Clearly, “parents” come in all shapes and sizes and possess all manner of relations of consanguinity or affinity with their children. If we define “parent” according to its ordinary meaning, which includes both biological offspring and individuals for whom one “cares” and “brings up,” the proposed amendment would extend a fundamental right to millions of caregivers of approximately 7.3 million Texas children. Presumably, the contours of the “right” will be the same in each individual case, but the methods and practices each “parent” uses to exercise that right will not be. We also have to account for the significant number of children who live in poverty and unstable home environments, where timely government intervention may be more critical to the life of the child. Who will mediate the conflicts that will inevitably arise between potentially millions of “parents” with their own ideas of what it means to “direct the care, custody, control, education, moral and religious training, and medical care of the child”? Will vindicating the “fundamental right to parent” become an issue in every family law dispute involving children? Will judges have to decide who is a “constitutionally protected” parent and who isn’t? Will individuals from outside the household assert their constitutional protections against those within? As difficult as the challenges to the judiciary in today’s family and juvenile law arenas, creating a constitutional cause of action could make the difficulty infinitely worse.
- Governmental entities and courts are the not the only ones that could see the effects of constitutionalizing parenthood. It is conceivable, for example, that employers could be on the hook for employment decisions or policies that “interfere” with or discriminate against an employee’s right to parent. Generally speaking, of course, the bill of rights can only be enforced against governmental actors, but federal and state anti-discrimination laws aim in part to extend some constitutional enforcement to the workplace. If an employer is barred from and liable for discriminating against an employee based on pregnancy, could the employer likewise be liable for actions that have disparate effects on employees with children and those without, such as the absence of family leave policies? Or suppose a parent takes the position that the parent can only exercise its fundamental right to direct a child’s education if a child is admitted to a particular school or school program or activity? That may sound far-fetched, but if a case that questions a private university’s right to admit whomever it wants for whatever reasons it wants can end up at the U.S. Supreme Court, it’s not hard to imagine a similar case ending up at SCOTX. In any event, the limits of a new fundamental right can only be determined one way: by litigation.
Perhaps we’re just seeing things that aren’t there, but if these types of questions occur to us, they’re bound to occur to just about everybody else, too.
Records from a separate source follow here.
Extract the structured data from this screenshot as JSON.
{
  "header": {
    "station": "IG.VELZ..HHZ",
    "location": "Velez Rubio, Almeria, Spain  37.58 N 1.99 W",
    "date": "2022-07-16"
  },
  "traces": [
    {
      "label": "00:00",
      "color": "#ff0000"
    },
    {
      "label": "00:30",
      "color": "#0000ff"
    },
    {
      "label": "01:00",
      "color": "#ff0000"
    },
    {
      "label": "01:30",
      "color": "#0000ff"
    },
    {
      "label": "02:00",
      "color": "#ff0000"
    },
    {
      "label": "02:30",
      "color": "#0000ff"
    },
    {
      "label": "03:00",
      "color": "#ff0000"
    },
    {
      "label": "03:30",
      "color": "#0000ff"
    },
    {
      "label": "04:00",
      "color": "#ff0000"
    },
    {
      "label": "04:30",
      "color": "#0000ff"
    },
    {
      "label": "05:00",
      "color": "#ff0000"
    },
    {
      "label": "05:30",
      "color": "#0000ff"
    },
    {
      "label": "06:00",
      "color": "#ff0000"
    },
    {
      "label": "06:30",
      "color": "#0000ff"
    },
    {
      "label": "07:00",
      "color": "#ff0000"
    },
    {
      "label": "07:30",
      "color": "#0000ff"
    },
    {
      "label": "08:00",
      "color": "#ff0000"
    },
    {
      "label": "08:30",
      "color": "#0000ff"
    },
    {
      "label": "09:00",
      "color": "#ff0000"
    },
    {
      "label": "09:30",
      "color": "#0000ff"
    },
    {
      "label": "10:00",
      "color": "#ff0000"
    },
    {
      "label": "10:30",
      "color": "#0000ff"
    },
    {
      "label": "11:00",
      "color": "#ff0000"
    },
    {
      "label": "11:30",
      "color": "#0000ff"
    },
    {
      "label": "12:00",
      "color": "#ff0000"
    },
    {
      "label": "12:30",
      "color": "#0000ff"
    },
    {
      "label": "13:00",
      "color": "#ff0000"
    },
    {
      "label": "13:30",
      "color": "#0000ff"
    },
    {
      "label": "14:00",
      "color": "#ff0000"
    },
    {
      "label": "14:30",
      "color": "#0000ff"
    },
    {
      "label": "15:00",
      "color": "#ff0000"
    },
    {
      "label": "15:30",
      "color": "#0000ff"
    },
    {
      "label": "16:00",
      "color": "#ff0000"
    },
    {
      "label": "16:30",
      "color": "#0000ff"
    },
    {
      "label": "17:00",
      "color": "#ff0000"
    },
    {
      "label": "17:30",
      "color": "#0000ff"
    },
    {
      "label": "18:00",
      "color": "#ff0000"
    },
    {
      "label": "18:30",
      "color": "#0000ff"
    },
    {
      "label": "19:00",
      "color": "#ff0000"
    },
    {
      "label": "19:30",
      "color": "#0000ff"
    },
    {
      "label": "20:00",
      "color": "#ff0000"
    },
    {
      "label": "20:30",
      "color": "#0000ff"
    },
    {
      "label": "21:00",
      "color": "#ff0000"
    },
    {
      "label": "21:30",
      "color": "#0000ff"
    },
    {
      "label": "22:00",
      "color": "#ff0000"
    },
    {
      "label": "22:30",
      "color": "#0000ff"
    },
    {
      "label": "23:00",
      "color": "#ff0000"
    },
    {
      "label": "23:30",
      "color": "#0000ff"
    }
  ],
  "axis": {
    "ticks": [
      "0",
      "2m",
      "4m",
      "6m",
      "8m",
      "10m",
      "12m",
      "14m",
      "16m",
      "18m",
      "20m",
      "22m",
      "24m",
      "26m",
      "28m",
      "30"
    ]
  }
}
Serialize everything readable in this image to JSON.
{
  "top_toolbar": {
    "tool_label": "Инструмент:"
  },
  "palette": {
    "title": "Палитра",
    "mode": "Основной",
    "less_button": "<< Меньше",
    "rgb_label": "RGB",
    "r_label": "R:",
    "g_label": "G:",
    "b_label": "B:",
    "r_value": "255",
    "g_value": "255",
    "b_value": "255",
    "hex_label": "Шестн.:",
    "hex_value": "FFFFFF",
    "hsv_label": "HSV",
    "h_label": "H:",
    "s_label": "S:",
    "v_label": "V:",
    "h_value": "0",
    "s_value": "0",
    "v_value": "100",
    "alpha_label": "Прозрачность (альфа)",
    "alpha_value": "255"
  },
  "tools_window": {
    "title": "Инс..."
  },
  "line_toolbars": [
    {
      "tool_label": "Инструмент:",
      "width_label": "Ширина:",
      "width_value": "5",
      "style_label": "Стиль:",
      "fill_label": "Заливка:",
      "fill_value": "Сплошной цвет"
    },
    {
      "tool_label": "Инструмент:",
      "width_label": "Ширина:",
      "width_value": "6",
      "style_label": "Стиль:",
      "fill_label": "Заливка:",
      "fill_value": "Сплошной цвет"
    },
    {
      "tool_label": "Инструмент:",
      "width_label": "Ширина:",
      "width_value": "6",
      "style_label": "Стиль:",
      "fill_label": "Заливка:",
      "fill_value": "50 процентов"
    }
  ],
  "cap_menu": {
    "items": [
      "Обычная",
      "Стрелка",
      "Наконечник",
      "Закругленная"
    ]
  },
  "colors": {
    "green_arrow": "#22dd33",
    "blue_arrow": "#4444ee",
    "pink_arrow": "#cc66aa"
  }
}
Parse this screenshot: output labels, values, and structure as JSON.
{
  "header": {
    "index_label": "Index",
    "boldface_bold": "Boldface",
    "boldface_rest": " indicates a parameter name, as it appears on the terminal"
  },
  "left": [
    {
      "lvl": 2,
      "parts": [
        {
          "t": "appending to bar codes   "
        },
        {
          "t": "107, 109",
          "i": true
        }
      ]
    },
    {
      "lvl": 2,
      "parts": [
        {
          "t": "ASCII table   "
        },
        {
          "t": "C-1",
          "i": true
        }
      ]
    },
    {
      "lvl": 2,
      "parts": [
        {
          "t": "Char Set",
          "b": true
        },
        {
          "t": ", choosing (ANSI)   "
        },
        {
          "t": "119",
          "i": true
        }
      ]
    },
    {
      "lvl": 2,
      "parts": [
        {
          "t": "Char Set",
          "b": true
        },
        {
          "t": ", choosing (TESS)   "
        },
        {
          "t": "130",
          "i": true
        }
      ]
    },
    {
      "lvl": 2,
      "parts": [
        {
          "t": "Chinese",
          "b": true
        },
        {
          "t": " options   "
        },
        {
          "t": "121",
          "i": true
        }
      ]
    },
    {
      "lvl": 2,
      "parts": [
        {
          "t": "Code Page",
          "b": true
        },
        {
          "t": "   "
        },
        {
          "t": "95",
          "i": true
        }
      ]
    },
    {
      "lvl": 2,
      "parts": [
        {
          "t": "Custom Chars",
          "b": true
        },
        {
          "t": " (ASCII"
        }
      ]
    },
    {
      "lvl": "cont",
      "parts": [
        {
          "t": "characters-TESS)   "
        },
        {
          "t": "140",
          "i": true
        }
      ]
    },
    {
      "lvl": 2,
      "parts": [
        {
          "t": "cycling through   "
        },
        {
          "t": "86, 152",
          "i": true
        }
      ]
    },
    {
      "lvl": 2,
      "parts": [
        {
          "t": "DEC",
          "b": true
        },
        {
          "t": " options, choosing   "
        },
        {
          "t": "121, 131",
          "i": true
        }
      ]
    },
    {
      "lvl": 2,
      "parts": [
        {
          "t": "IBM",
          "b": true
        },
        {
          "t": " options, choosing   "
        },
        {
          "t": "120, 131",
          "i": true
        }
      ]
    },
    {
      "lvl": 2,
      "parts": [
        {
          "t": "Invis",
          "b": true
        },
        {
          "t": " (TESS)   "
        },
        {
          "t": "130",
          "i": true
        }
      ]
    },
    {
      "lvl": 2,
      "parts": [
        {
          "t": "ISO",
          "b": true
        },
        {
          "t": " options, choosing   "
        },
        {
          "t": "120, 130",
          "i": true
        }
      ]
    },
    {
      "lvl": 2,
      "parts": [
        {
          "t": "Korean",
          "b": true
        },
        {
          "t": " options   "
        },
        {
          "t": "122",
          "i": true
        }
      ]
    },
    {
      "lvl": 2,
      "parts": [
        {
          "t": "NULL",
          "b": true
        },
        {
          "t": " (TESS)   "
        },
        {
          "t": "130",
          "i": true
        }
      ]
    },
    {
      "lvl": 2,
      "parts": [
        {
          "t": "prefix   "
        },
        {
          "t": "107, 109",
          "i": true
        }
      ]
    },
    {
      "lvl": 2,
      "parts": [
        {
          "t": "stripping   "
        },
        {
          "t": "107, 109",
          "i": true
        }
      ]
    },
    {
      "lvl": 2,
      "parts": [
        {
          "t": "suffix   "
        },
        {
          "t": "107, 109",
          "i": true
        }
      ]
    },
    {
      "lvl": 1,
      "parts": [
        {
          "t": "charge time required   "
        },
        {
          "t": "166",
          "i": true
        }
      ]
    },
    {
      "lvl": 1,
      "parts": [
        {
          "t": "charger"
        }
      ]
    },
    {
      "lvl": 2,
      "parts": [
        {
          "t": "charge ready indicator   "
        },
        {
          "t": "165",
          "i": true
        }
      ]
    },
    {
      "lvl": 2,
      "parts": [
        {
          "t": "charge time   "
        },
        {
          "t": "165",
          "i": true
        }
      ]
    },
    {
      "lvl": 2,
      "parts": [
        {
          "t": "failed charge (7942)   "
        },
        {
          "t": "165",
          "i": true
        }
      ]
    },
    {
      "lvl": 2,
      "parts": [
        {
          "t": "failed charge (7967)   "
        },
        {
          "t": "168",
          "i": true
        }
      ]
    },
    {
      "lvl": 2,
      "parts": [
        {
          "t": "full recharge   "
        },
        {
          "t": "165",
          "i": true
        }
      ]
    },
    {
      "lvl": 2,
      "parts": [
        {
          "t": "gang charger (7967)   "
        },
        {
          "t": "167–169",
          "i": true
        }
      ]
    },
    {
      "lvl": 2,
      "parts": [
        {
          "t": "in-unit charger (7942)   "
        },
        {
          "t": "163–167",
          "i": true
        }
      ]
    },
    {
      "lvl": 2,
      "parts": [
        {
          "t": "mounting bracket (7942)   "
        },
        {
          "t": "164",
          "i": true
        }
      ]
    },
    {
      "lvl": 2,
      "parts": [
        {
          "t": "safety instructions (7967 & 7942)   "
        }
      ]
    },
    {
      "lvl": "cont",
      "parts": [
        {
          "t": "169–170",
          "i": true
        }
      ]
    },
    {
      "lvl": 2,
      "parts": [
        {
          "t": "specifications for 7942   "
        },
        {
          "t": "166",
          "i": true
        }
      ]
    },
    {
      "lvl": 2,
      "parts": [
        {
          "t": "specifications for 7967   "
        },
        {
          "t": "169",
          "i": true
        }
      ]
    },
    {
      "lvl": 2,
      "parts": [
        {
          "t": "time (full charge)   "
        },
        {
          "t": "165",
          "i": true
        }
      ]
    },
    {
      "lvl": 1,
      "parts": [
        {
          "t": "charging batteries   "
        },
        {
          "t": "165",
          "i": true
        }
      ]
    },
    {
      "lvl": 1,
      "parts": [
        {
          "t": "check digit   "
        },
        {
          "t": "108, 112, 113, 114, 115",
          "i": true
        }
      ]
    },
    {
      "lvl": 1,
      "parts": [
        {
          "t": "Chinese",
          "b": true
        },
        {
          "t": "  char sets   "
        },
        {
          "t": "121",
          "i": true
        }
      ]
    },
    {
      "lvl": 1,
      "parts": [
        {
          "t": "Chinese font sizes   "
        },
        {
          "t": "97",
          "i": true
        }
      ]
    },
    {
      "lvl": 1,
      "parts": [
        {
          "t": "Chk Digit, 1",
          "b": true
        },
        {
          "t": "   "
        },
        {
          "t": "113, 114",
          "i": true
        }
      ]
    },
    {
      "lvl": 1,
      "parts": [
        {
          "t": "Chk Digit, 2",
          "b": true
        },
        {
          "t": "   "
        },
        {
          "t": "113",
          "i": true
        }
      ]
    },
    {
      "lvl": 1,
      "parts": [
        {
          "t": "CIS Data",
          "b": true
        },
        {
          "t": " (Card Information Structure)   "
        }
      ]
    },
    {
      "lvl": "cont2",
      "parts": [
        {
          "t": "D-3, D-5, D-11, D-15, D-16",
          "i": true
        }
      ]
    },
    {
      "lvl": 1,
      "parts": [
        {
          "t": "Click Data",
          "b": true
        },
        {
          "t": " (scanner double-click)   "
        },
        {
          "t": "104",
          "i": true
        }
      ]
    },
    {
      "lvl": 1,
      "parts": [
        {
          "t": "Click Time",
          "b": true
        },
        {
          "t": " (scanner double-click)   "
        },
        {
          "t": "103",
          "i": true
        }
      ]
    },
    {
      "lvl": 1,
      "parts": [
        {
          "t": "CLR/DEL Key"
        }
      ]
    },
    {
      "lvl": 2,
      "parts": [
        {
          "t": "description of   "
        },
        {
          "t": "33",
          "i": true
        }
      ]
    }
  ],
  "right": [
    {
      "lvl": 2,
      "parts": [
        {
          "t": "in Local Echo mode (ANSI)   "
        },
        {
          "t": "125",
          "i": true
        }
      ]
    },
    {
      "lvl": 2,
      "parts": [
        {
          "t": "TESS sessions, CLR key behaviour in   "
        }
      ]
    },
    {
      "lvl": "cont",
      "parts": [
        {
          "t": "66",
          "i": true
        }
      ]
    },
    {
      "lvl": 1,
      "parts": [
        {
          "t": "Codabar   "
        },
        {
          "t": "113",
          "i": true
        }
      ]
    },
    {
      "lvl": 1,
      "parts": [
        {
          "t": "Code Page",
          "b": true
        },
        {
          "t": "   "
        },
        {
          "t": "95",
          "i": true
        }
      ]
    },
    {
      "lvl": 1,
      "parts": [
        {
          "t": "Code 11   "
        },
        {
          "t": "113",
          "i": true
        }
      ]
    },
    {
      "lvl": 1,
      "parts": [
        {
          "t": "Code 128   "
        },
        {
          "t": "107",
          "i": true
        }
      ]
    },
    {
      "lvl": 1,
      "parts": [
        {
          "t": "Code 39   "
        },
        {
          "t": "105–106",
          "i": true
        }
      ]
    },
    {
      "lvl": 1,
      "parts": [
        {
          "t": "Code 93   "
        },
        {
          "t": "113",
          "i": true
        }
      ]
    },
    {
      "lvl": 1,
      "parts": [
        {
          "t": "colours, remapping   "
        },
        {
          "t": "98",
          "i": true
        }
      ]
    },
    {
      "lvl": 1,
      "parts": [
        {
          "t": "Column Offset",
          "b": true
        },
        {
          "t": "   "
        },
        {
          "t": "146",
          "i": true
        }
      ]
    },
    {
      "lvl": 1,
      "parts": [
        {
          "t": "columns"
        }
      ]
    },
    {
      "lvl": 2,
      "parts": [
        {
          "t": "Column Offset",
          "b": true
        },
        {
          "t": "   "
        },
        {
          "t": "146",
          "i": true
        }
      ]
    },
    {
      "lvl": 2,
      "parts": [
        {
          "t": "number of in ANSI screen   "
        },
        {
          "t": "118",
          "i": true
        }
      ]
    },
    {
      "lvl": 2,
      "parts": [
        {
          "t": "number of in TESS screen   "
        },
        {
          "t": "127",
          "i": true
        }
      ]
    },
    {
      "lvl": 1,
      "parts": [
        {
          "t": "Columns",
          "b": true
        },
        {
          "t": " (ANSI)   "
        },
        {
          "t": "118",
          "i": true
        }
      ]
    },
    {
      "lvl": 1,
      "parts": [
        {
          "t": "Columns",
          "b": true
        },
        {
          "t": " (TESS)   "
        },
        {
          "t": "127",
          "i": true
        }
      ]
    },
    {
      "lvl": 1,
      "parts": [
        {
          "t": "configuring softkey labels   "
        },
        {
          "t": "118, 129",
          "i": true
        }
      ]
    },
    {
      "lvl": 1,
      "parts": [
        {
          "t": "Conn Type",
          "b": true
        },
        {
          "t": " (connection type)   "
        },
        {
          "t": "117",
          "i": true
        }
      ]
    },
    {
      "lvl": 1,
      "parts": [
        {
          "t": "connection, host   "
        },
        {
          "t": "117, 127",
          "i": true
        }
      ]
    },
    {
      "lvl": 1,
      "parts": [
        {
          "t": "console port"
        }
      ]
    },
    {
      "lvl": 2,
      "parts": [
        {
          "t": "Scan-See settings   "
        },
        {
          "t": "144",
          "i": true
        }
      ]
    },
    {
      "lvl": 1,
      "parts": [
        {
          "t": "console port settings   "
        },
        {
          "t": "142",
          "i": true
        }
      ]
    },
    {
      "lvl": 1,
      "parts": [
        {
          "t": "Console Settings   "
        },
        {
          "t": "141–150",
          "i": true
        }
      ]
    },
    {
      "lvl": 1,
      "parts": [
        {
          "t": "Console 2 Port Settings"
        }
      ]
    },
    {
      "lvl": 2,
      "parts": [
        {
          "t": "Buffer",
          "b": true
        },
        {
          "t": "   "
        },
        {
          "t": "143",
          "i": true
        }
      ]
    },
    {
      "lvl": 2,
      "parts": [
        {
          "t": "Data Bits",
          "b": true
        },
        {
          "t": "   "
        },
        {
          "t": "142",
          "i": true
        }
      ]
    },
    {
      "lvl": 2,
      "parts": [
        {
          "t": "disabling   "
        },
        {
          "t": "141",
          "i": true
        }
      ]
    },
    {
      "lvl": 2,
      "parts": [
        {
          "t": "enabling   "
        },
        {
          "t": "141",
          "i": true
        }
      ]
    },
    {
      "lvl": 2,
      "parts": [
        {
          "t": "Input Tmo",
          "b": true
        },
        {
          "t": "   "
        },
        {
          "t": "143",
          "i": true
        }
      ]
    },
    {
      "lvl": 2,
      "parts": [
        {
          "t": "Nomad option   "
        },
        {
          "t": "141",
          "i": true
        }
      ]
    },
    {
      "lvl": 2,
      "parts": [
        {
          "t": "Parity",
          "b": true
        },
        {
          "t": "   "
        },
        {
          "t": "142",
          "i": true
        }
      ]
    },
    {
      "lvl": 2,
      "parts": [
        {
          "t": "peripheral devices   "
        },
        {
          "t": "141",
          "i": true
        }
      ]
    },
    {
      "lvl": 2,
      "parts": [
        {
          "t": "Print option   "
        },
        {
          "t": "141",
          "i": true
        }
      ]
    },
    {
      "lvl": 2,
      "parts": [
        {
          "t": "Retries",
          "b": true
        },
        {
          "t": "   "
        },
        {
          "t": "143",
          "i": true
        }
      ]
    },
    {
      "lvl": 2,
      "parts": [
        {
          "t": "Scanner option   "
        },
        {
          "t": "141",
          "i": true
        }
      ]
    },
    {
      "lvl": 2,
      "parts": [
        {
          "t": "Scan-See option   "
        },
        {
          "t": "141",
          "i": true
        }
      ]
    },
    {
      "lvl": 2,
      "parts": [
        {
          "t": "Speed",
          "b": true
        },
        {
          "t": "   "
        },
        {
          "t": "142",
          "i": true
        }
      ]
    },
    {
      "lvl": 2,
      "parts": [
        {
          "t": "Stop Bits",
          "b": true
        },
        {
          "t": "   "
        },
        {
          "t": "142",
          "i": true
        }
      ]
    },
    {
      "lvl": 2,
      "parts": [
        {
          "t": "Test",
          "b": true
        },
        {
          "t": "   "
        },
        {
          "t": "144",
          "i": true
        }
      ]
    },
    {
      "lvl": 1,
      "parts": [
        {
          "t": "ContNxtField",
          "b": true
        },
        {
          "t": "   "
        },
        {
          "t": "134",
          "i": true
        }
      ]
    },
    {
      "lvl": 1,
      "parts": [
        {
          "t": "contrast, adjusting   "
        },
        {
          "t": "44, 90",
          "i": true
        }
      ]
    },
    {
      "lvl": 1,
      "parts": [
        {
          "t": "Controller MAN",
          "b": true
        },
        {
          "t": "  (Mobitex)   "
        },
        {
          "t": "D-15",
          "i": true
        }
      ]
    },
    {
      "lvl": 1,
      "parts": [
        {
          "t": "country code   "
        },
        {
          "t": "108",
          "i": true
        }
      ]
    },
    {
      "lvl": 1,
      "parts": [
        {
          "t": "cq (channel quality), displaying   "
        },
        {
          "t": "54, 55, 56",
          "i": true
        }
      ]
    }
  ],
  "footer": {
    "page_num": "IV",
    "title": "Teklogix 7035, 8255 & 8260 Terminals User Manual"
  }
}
It might also be worth asking that if we’re going to enshrine parental rights in the constitution, shouldn’t we also do it for children’s rights? It seems at minimum that children should have similarly protected rights to health care, personal and economic security, and an education that prepares them life as it is lived in the world. Unquestionably, if the term “culture of life” means anything, it has to be inclusive not only of parental independence and autonomy but of things that are essential and necessary to protect and nurture children as well.